Weiterer Schritt für strategischen Vorhaltestandort für Industrie und Gewerbe in Dettingen

Regionalversammlung macht Weg für Regionalplanänderungsverfahren frei.

Große Chance für Zukunftstechnologien und Innovation in der Region: Die Regionalversammlung hat in ihrer gestrigen Sitzung mit guter Zwei-Drittel-Mehrheit für ein Regionalplanänderungsverfahren zur Entwicklung eines strategischen Vorhaltestandorts für Industrie und Gewerbe gestimmt. Im Rahmen des Regionalplanänderungsverfahrens wird festgestellt, ob auf einem noch nicht final bestimmten Areal am „Hungerberg“ in Dettingen unter Teck ein regionaler Schwerpunkt für Industrie, Gewerbe und Dienstleistungen ausgewiesen werden kann. Ziel ist die Ansiedlung von Unternehmen und Einrichtungen, die den wirtschaftlichen Strukturwandel in der Region Stuttgart vorantreiben.
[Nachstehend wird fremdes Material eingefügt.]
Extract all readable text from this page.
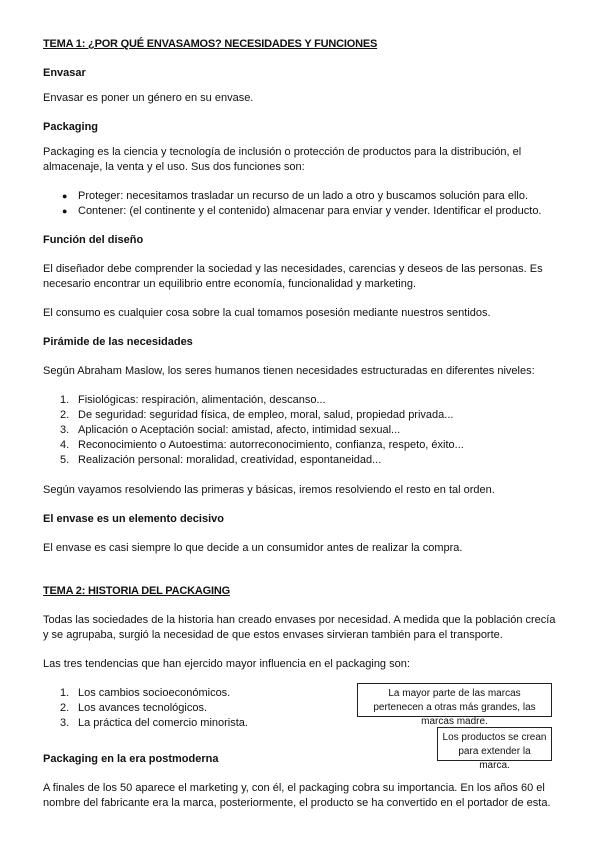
TEMA 1: ¿POR QUÉ ENVASAMOS? NECESIDADES Y FUNCIONES
Envasar
Envasar es poner un género en su envase.
Packaging
Packaging es la ciencia y tecnología de inclusión o protección de productos para la distribución, el almacenaje, la venta y el uso. Sus dos funciones son:
● Proteger: necesitamos trasladar un recurso de un lado a otro y buscamos solución para ello.
● Contener: (el continente y el contenido) almacenar para enviar y vender. Identificar el producto.
Función del diseño
El diseñador debe comprender la sociedad y las necesidades, carencias y deseos de las personas. Es necesario encontrar un equilibrio entre economía, funcionalidad y marketing.
El consumo es cualquier cosa sobre la cual tomamos posesión mediante nuestros sentidos.
Pirámide de las necesidades
Según Abraham Maslow, los seres humanos tienen necesidades estructuradas en diferentes niveles:
1. Fisiológicas: respiración, alimentación, descanso...
2. De seguridad: seguridad física, de empleo, moral, salud, propiedad privada...
3. Aplicación o Aceptación social: amistad, afecto, intimidad sexual...
4. Reconocimiento o Autoestima: autorreconocimiento, confianza, respeto, éxito...
5. Realización personal: moralidad, creatividad, espontaneidad...
Según vayamos resolviendo las primeras y básicas, iremos resolviendo el resto en tal orden.
El envase es un elemento decisivo
El envase es casi siempre lo que decide a un consumidor antes de realizar la compra.
TEMA 2: HISTORIA DEL PACKAGING
Todas las sociedades de la historia han creado envases por necesidad. A medida que la población crecía y se agrupaba, surgió la necesidad de que estos envases sirvieran también para el transporte.
Las tres tendencias que han ejercido mayor influencia en el packaging son:
1. Los cambios socioeconómicos.
2. Los avances tecnológicos.
3. La práctica del comercio minorista.
La mayor parte de las marcas pertenecen a otras más grandes, las marcas madre.
Los productos se crean para extender la marca.
Packaging en la era postmoderna
A finales de los 50 aparece el marketing y, con él, el packaging cobra su importancia. En los años 60 el nombre del fabricante era la marca, posteriormente, el producto se ha convertido en el portador de esta.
Eine Entwicklung des Standortes ist derzeit noch ausgeschlossen, weil sich die Flächen gemäß Regionalplan in einem „Regionalen Grünzug“ befinden. Ihre bauliche Nutzung ist möglich, wenn der Regionalplan entsprechend umgeschrieben wird. Dies setzt ein formales Plan- und Beteiligungsverfahren voraus, das ergebnisoffen durchgeführt wird. Ein Regionalplanänderungsverfahren umfasst grundsätzlich einen Bericht mit der Abschätzung von Auswirkungen auf Umwelt und Natur – inklusive potenzieller verkehrlicher Effekte. Zudem müssen die Öffentlichkeit und die Träger öffentlicher Belange beteiligt werden. All dies soll nun zügig angegangen werden.

Warum soll gerade der Standort Dettingen entwickelt werden?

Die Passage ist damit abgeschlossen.